III. Plaintiff's Motion For Summary Judgment

The court has reviewed plaintiff's motion for summary judgment and the related briefing. Plaintiff fails to demonstrate that defendants Hopson and Simpson were deliberately indifferent to his serious medical needs as a matter of law and nothing in the briefing alters the court's conclusion that defendants Hopson and Simpson are entitled to summary judgment because there is no genuine issue of material fact as to whether they were deliberately indifferent to plaintiff's dental problems which were presented to them. Also, for the reasons identified above, plaintiff fails to establish he is entitled to any injunctive relief. Therefore, the court will recommend that plaintiff's motion for summary judgment be denied.
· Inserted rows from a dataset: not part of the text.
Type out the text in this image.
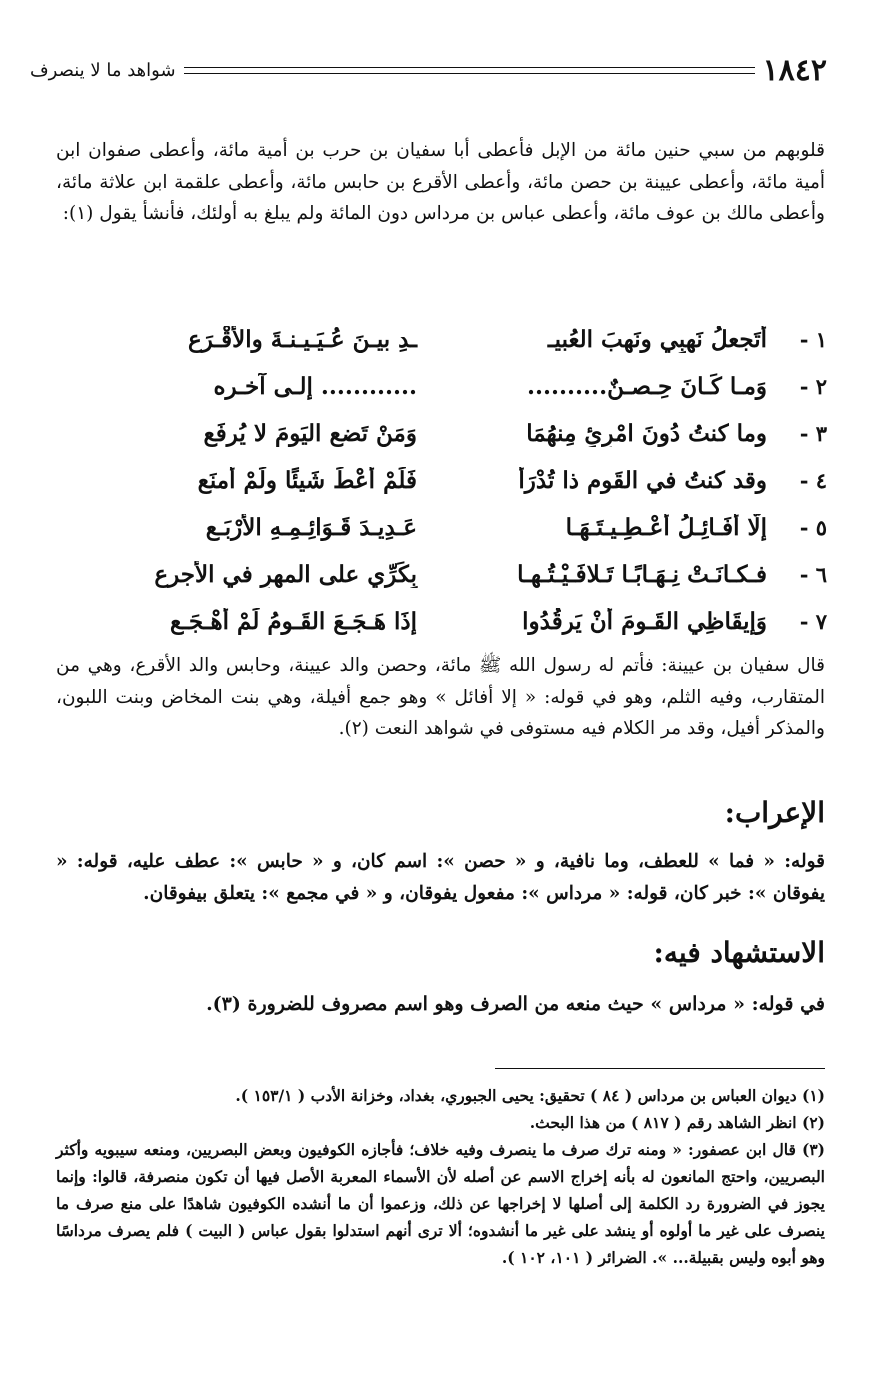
١٨٤٢
شواهد ما لا ينصرف

قلوبهم من سبي حنين مائة من الإبل فأعطى أبا سفيان بن حرب بن أمية مائة، وأعطى صفوان ابن أمية مائة، وأعطى عيينة بن حصن مائة، وأعطى الأقرع بن حابس مائة، وأعطى علقمة ابن علاثة مائة، وأعطى مالك بن عوف مائة، وأعطى عباس بن مرداس دون المائة ولم يبلغ به أولئك، فأنشأ يقول (١):

١ -
أَتَجعلُ نَهبِي ونَهبَ العُبيـ
ـدِ بيـنَ عُـيَـيـنـةَ والأقْـرَعِ
٢ -
وَمـا كَـانَ حِـصـنٌ..........
............ إلـى آخـره
٣ -
وما كنتُ دُونَ امْرِئٍ مِنهُمَا
وَمَنْ تَضعِ اليَومَ لا يُرفَعِ
٤ -
وقد كنتُ في القَومِ ذا تُدْرَأ
فَلَمْ أُعْطَ شَيئًا ولَمْ أُمنَعِ
٥ -
إلَّا أَفَـائِـلُ أُعْـطِـيـتَـهَـا
عَـدِيـدَ قَـوَائِـمِـهِ الأَرْبَـعِ
٦ -
فـكـانَـتْ نِـهَـابًـا تَـلافَـيْـتُـهـا
بِكَرِّي على المهرِ في الأجرعِ
٧ -
وَإيقَاظِي القَـومَ أنْ يَرقُدُوا
إذَا هَـجَـعَ القَـومُ لَمْ أَهْـجَـعِ

قال سفيان بن عيينة: فأتم له رسول الله ﷺ مائة، وحصن والد عيينة، وحابس والد الأقرع، وهي من المتقارب، وفيه الثلم، وهو في قوله: « إلا أفائل » وهو جمع أفيلة، وهي بنت المخاض وبنت اللبون، والمذكر أفيل، وقد مر الكلام فيه مستوفى في شواهد النعت (٢).

الإعراب:

قوله: « فما » للعطف، وما نافية، و « حصن »: اسم كان، و « حابس »: عطف عليه، قوله: « يفوقان »: خبر كان، قوله: « مرداس »: مفعول يفوقان، و « في مجمع »: يتعلق بيفوقان.

الاستشهاد فيه:
في قوله: « مرداس » حيث منعه من الصرف وهو اسم مصروف للضرورة (٣).

(١) ديوان العباس بن مرداس ( ٨٤ ) تحقيق: يحيى الجبوري، بغداد، وخزانة الأدب ( ١٥٣/١ ).

(٢) انظر الشاهد رقم ( ٨١٧ ) من هذا البحث.

(٣) قال ابن عصفور: « ومنه ترك صرف ما ينصرف وفيه خلاف؛ فأجازه الكوفيون وبعض البصريين، ومنعه سيبويه وأكثر البصريين، واحتج المانعون له بأنه إخراج الاسم عن أصله لأن الأسماء المعربة الأصل فيها أن تكون منصرفة، قالوا: وإنما يجوز في الضرورة رد الكلمة إلى أصلها لا إخراجها عن ذلك، وزعموا أن ما أنشده الكوفيون شاهدًا على منع صرف ما ينصرف على غير ما أولوه أو ينشد على غير ما أنشدوه؛ ألا ترى أنهم استدلوا بقول عباس ( البيت ) فلم يصرف مرداسًا وهو أبوه وليس بقبيلة... ». الضرائر ( ١٠١، ١٠٢ ).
Accordingly, IT IS HEREBY ORDERED that defendants' February 18, 2014 and March 27, 2014 motions to strike are granted in part and denied in part as described on page 2.

IT IS HEREBY RECCOMMENDED that:

1. Defendants' November 1, 2013 motion for summary judgment (ECF No. 95) be granted;

2. Plaintiff's motion for summary judgment (ECF No. 103) be denied; and

3. This case be closed.

These findings and recommendations are submitted to the United States District Judge assigned to the case, pursuant to the provisions of 28 U.S.C. § 636(b)(l). Within fourteen days after being served with these findings and recommendations, any party may file written objections with the court and serve a copy on all parties. Such a document should be captioned "Objections to Magistrate Judge's Findings and Recommendations." Any response to the objections shall be served and filed within fourteen days after service of the objections. The parties are advised that failure to file objections within the specified time may waive the right to appeal the District Court's order. Martinez v. Ylst , 951 F.2d 1153 (9th Cir. 1991).